Immune cells are mobile and therefore face the unique challenge of constant exposure to new signals from ever-changing surroundings. Equally remarkable is the polarity of responses of which a single immune cell is capable: stay put or migrate, attack or tolerate, live or die.
To respond appropriately and to distinguish between harmless and harmful, immune cells must integrate and contextualize signals from their environment. And the stakes are high. Failure to attack pathogens or cancer cells can result in the spread of infection or cancer. Responses that are too strong or misdirected against the body’s own cells can result in inflammation or autoimmunity.
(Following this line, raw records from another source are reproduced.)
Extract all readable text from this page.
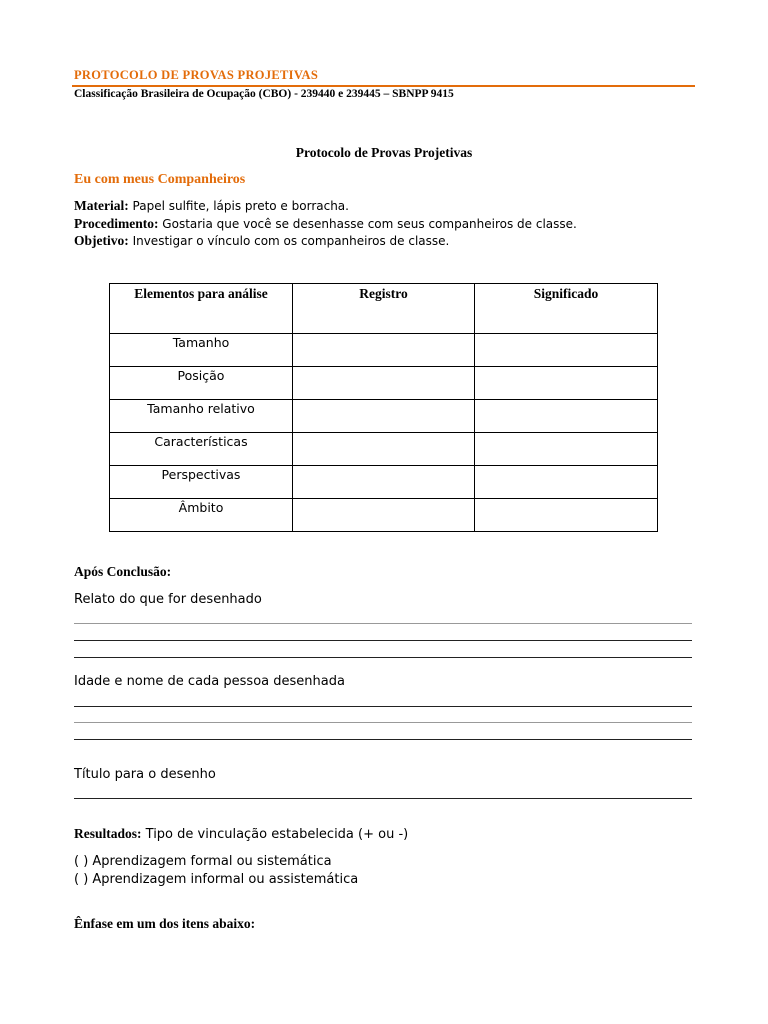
PROTOCOLO DE PROVAS PROJETIVAS
Classificação Brasileira de Ocupação (CBO) - 239440 e 239445 – SBNPP 9415
Protocolo de Provas Projetivas
Eu com meus Companheiros
Material: Papel sulfite, lápis preto e borracha.
Procedimento: Gostaria que você se desenhasse com seus companheiros de classe.
Objetivo: Investigar o vínculo com os companheiros de classe.
Elementos para análise	Registro	Significado
Tamanho		
Posição		
Tamanho relativo		
Características		
Perspectivas		
Âmbito		
Após Conclusão:
Relato do que for desenhado
Idade e nome de cada pessoa desenhada
Título para o desenho
Resultados: Tipo de vinculação estabelecida (+ ou -)
( ) Aprendizagem formal ou sistemática
( ) Aprendizagem informal ou assistemática
Ênfase em um dos itens abaixo:
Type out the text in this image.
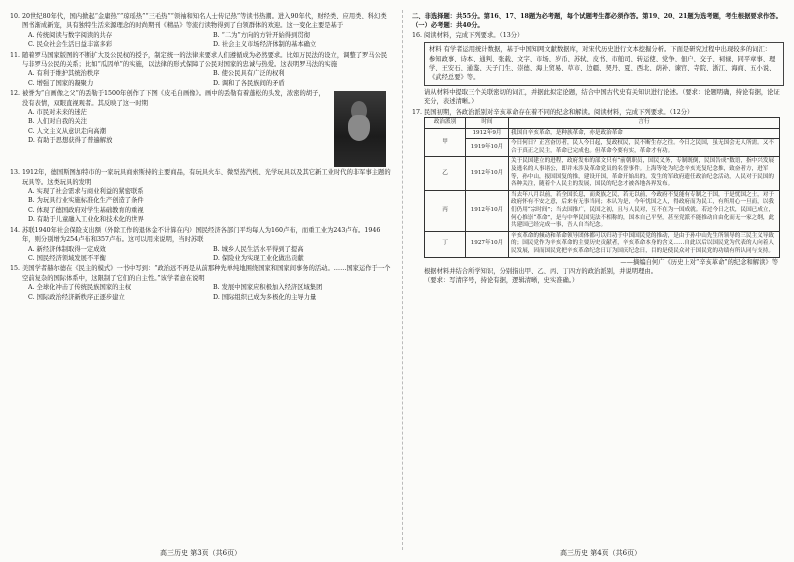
10. 20世纪80年代，国内掀起“金庸热”“琼瑶热”“三毛热”“领袖和知名人士传记热”等读书热潮。进入90年代，财经类、应用类、科幻类图书渐成新宠，具有独特生活来源理念的时尚期刊《精品》等流行读物得到了白领群体的欢迎。这一变化主要是基于
A. 传统阅读与数字阅读的共存	B. “二为”方向的方针开始得到贯彻
C. 民众社会生活日益丰富多彩	D. 社会主义市场经济体制的基本确立
11. 随着罗马国家版图的不断扩大及公民权的授予，制定统一的法律来要求人们遵循成为必然要求。比如万民法的设立，调整了罗马公民与非罗马公民的关系；比如“瓜因单”的实施，以法律的形式保障了公民对国家的忠诚与热爱。这表明罗马法的实施
A. 有利于维护其统治秩序	B. 使公民具有广泛的权利
C. 增强了国家的凝聚力	D. 调和了各民族间的矛盾
12. 被誉为“自画像之父”的丢勒于1500年创作了下图《皮毛自画像》。画中的丢勒有着蓬松的头发，浓密的胡子，没有表情，双眼直视观者。其反映了这一时期
A. 市民对未来的迷茫
B. 人们对自我的关注
C. 人文主义从意识走向高潮
D. 有助于思想获得了普遍解放
13. 1912年，德国斯图加特市的一家玩具商索斯持的主要商品，有玩具火车、微型蒸汽机、光学玩具以及其它新工业时代的非军事主题的玩具等。这类玩具的发明
A. 实现了社会需求与商业利益的紧密联系
B. 为玩具行业实施标准化生产创造了条件
C. 体现了德国政府对学生基础教育的重视
D. 有助于儿童融入工业化和技术化的世界
14. 苏联1940年社会保险支出额（外除工作的退休金不计算在内）国民经济各部门平均每人为160卢布，而重工业为243卢布。1946年，则分别增为254卢布和357卢布。这可以用来说明，当时苏联
A. 新经济体制取得一定成效	B. 城乡人民生活水平得到了提高
C. 国民经济领域发展不平衡	D. 保险业为实现工业化做出贡献
15. 美国学者赫尔德在《民主的模式》一书中写到：“政治远不再是从前那种先单纯地围绕国家和国家间事务的活动。……国家运作于一个空前复杂的国际体系中，这限制了它们的自主性。”该学者意在说明
A. 全球化冲击了传统民族国家的主权	B. 发展中国家应积极加入经济区域集团
C. 国际政治经济新秩序正逐步建立	D. 国际组织已成为多极化的主导力量
高三历史 第3页（共6页）
二、非选择题：共55分。第16、17、18题为必考题，每个试题考生都必须作答。第19、20、21题为选考题，考生根据要求作答。
（一）必考题：共40分。
16. 阅读材料，完成下列要求。（13分）
材料 有学者运用统计数据，基于中国知网文献数据库，对宋代历史进行文本挖掘分析。下面是研究过程中出现较多的词汇：
参知政事、诗本、通判、张载、文字、市场、岁币、苏轼、皮书、市舶司、转运使、党争、佃户、交子、祠禄、同平章事、理学、王安石、通鉴、天子门生、崇德、海上贸易、草市、边疆、契丹、夏、西北、荫补、谏官、寺院、浙江、海商、五小说、《武经总要》等。
请从材料中提取三个关联密切的词汇，并据此拟定论题，结合中国古代史有关知识进行论述。（要求：论题明确，持论有据，论证充分，表述清晰。）
17. 民国初期，各政治派别对辛亥革命存在着不同的纪念和解读。阅读材料，完成下列要求。（12分）
政治派别	时间	言行
甲	1912年9月	我国自辛亥革命，是种族革命，亦是政治革命
	1919年10月	今日何日？正宫奋厉者，民人今日起，复政权民，民不断生存之往。今日之民国，虽无国会无人所需。又不合于真正之民主，革命已完成也。但革命今要有实，革命才有功。
乙	1912年10月	关于民国建立的进程，政府发布的部文只有“前朝职员，国民义务，专制既倒，民国告成”数语，指中兴发展及逃名的人事诸公，即并未涉及革命党员的名誉事件。上海等处为纪念辛亥光复纪念推，致奋者方，进军等，孙中山，报国国复的推，建设开国，革命开始出的。发生的军政府遗任政治纪念活动，人民对于民国的各种关注，随着个人民主的发展，国民的纪念才被各地各界发布。
丙	1912年10月	当去年八月以前，若全国长息，而炎族之民，若无以前，今政府不复能有专制之于国，于是忧国之士，对于政府怀有不安之意，后来有无事当同；本认为是，今年忧国之人，得政府而为民工，有所用心一旦而，以我们仍用“宗时间”；当去国推广，民国之初，且与人民对，互不在为一国成就。若过今日之状，民国已成立，何心推崇“革命”，是与中华民国宪法不相称的，国本自己平坚，甚至党派不能推动自由化而无一家之纲，此共建国已经完成一事，吾人自当纪念。
丁	1927年10月	辛亥革命的倾动和革命领导团体都可以归功于中国国民党的推动，是由于孙中山先生所领导的三民主义导致的；国民党作为辛亥革命的主要历史贡献者，辛亥革命本身的含义……自此以后以国民党为代表的人向着人民发展，因而国民党把辛亥革命纪念日订为国庆纪念日，目的是使民众对于国民党的功绩有所认同与支持。
——摘编自何广《历史上对“辛亥革命”的纪念和解读》等
根据材料并结合所学知识，分别指出甲、乙、丙、丁四方的政治派别，并说明理由。
（要求：写清序号，持论有据，逻辑清晰，史实准确。）
高三历史 第4页（共6页）
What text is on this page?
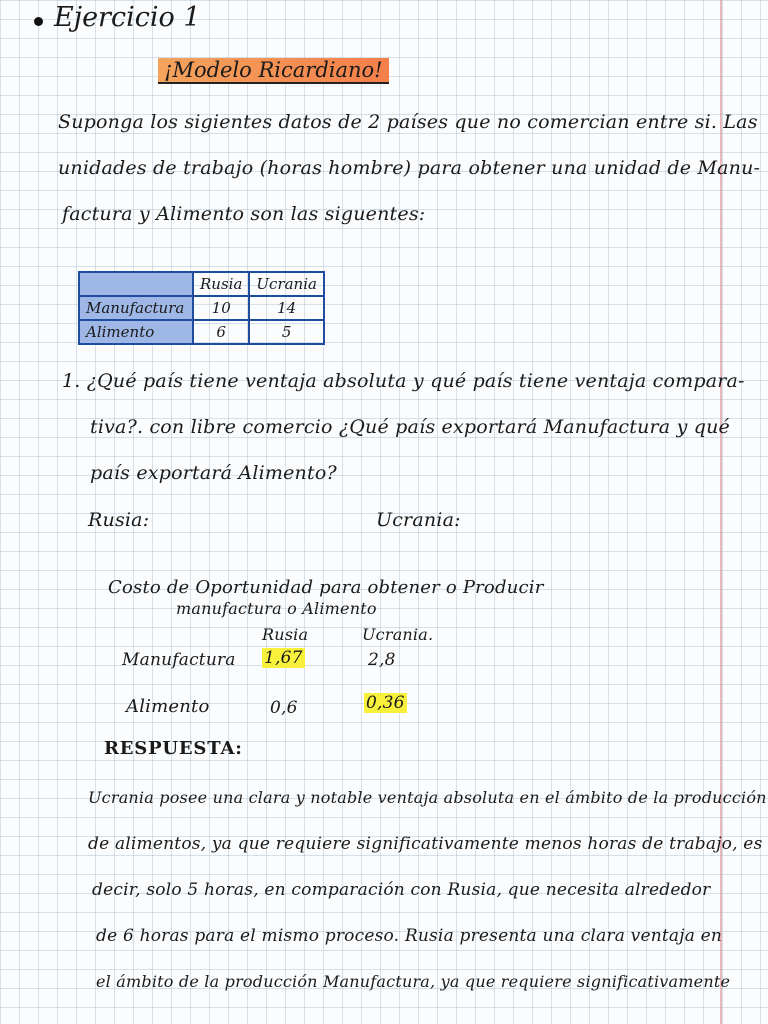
Ejercicio 1
¡Modelo Ricardiano!
Suponga los sigientes datos de 2 países que no comercian entre si. Las
unidades de trabajo (horas hombre) para obtener una unidad de Manu-
factura y Alimento son las siguentes:
	Rusia	Ucrania
Manufactura	10	14
Alimento	6	5
1. ¿Qué país tiene ventaja absoluta y qué país tiene ventaja compara-
tiva?. con libre comercio ¿Qué país exportará Manufactura y qué
país exportará Alimento?
Rusia:	Ucrania:
Costo de Oportunidad para obtener o Producir
manufactura o Alimento
Rusia	Ucrania.
Manufactura 1,67	2,8
Alimento	0,6	0,36
RESPUESTA:
Ucrania posee una clara y notable ventaja absoluta en el ámbito de la producción
de alimentos, ya que requiere significativamente menos horas de trabajo, es
decir, solo 5 horas, en comparación con Rusia, que necesita alrededor
de 6 horas para el mismo proceso. Rusia presenta una clara ventaja en
el ámbito de la producción Manufactura, ya que requiere significativamente
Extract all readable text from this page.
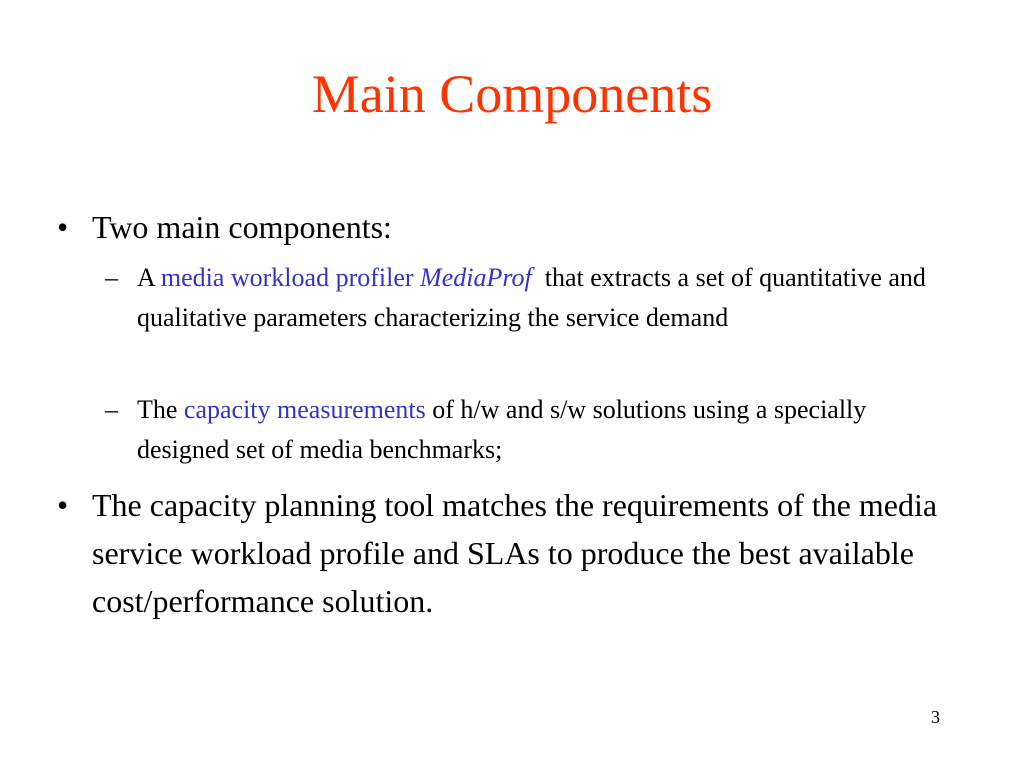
Main Components
• Two main components:
– A media workload profiler MediaProf  that extracts a set of quantitative and qualitative parameters characterizing the service demand
– The capacity measurements of h/w and s/w solutions using a specially designed set of media benchmarks;
• The capacity planning tool matches the requirements of the media service workload profile and SLAs to produce the best available cost/performance solution.
3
In CIBSS A, we study how the dynamics of immune receptor assembly and clustering, as well as the integration of signals from inhibitory receptors, translates to the organismal level in the formation of both acute and long-lasting immune responses. CIBSS-B investigates the multifaceted role of metabolism in the function of immune cells. Here the central question addressed is how metabolic processes and metabolites control signal transduction and gene expression to actively shape immune cell function and fate.
In CIBSS-D, high-resolution mass spectrometry will be applied to address proteome-wide changes after activation of immune signalling pathways. In CIBSS-C, we develop precision control-of-function technologies that are applied to better understand signalling dynamics of immune cell receptors. Furthermore, we harness new knowledge about immune receptor signalling to engineer improved cancer immunotherapies.